Wood believes there may be a way to square the circle here—to bring God into the picture without losing one’s evidence-based bona fides.
The last five or so years have seen a resurgence of clinical interest in psychedelics—the old hippie drugs that can open what Johns Hopkins psychologist Roland Griffiths calls a “spiritual window” through which deep insight might flow.

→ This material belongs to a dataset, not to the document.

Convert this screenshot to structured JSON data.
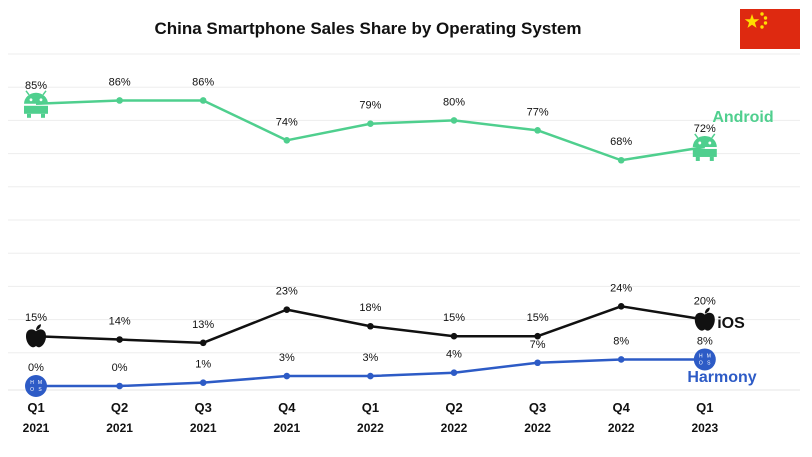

“The neuroimaging work that’s being done around this, particularly in the U.K., is really fascinating,” Wood says. One way to look at addiction is as a communication failure on a neural level. The most primitive part of the brain—the instinctive, reptilian part that drives compulsive behaviour—“doesn’t typically talk to the frontal lobe that’s really wanting to make changes,” Wood says. “But on psilocybin, those two brain regions are talking like crazy.” In preliminary experimental trials, the deep emotions that hallucinogenic trips unlock seem to help users reach a profound level of insight into their self and their predicament—which can prove a powerful weapon against hard-to-resist cravings.

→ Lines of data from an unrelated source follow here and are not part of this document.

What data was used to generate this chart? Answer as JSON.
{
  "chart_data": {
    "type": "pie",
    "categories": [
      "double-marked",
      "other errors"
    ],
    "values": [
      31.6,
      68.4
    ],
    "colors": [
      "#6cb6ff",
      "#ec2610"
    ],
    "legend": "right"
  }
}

Indeed, Bill W. himself experimented with LSD after he became sober, and found it to be such an effective spiritual assist he considered making it a standard part of AA meetings. “So the science is showing that we can probably bring about a spiritual awakening for people at a much higher rate this way than our traditional motivational techniques can,” Wood says.

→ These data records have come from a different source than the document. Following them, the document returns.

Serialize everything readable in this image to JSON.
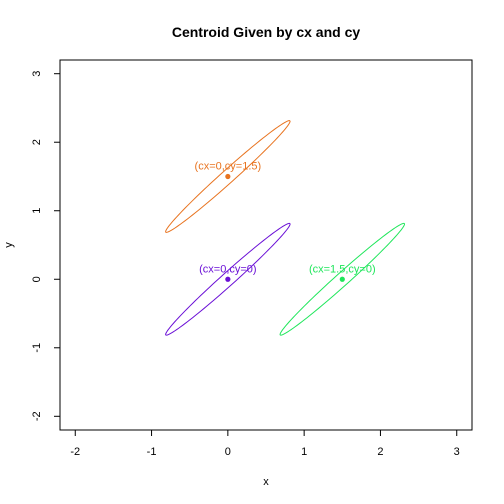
{
  "chart_data": {
    "type": "scatter",
    "title": "Centroid Given by cx and cy",
    "xlabel": "x",
    "ylabel": "y",
    "xlim": [
      -2.2,
      3.2
    ],
    "ylim": [
      -2.2,
      3.2
    ],
    "x_ticks": [
      -2,
      -1,
      0,
      1,
      2,
      3
    ],
    "y_ticks": [
      -2,
      -1,
      0,
      1,
      2,
      3
    ],
    "grid": false,
    "series": [
      {
        "label": "(cx=0,cy=1.5)",
        "color": "#e8731f",
        "cx": 0,
        "cy": 1.5,
        "ellipse": {
          "semi_major": 1.15,
          "semi_minor": 0.09,
          "angle_deg": 45
        }
      },
      {
        "label": "(cx=0,cy=0)",
        "color": "#6a0fd6",
        "cx": 0,
        "cy": 0,
        "ellipse": {
          "semi_major": 1.15,
          "semi_minor": 0.09,
          "angle_deg": 45
        }
      },
      {
        "label": "(cx=1.5,cy=0)",
        "color": "#1ee65a",
        "cx": 1.5,
        "cy": 0,
        "ellipse": {
          "semi_major": 1.15,
          "semi_minor": 0.09,
          "angle_deg": 45
        }
      }
    ]
  }
}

This spring, the BCCSU announced plans to fast-track hallucinogenic experiments. Drugs such as psilocybin, the active ingredient in “magic mushrooms,” LSD and/or MDMA (ecstasy) will be administered in a controlled setting—a dedicated, soundproof room in the BCCSU’s headquarters on Powell Street. (Right now the room is bare and clinical; it’s definitely going to need some groovy-ing up—and a bathroom.)
“It’s just a question now of the clinical protocols and then getting them through ethics,” Wood says. “And then getting these medications made by pharmaceutical labs, storing them and then doing the trials” with trained psychotherapists. “But we hope to be doing them in the next year.”
This isn’t something the BCCSU is trying to sneak past the public. The initiative is openly displayed on the website, along with other research such as “Intentional cannabis use to reduce crack cocaine use in a Canadian setting: a longitudinal analysis.”
The message? The road from “sick” to “well” is not a straight shot. For many, the endgame is total sobriety, but for some it will never be. While working at the heroin prescription clinic on the Downtown Eastside, Wood always asked his clients about their long-term goals. In some cases it was as straightforward as “Hey, if you want to see your kids again, this cocaine thing is going to be an issue.” But for others, say, an alcoholic who just wants to be able to drink socially, “recovery” has a different meaning and requires another protocol altogether. A system that can handle both has yet to be developed.
The endgame, which Wood sees as inevitable, is the decriminalization of all drugs along the lines of what Portugal has undertaken. The fentanyl crisis may eventually seal the fate of the disastrous, larcenously expensive century-old War on Drugs, Wood believes, but we’re not there yet.
“If you look at the situation in the States, the opioid crisis is the biggest issue that’s being debated around health-care reform. The Republican base of middle-class white conservative Americans, they’re being hit hard. And this thing hasn’t peaked yet.
“I think fentanyl is going to lead to pretty dramatic changes in Canada, for sure. I think we’re going to see prescription heroin. Investments in things like therapeutic communities”—long-term, professionally staffed rehab facilities—“on the other end.
“Unfortunately, before that happens, there are going to be thousands more dead people than there should be.”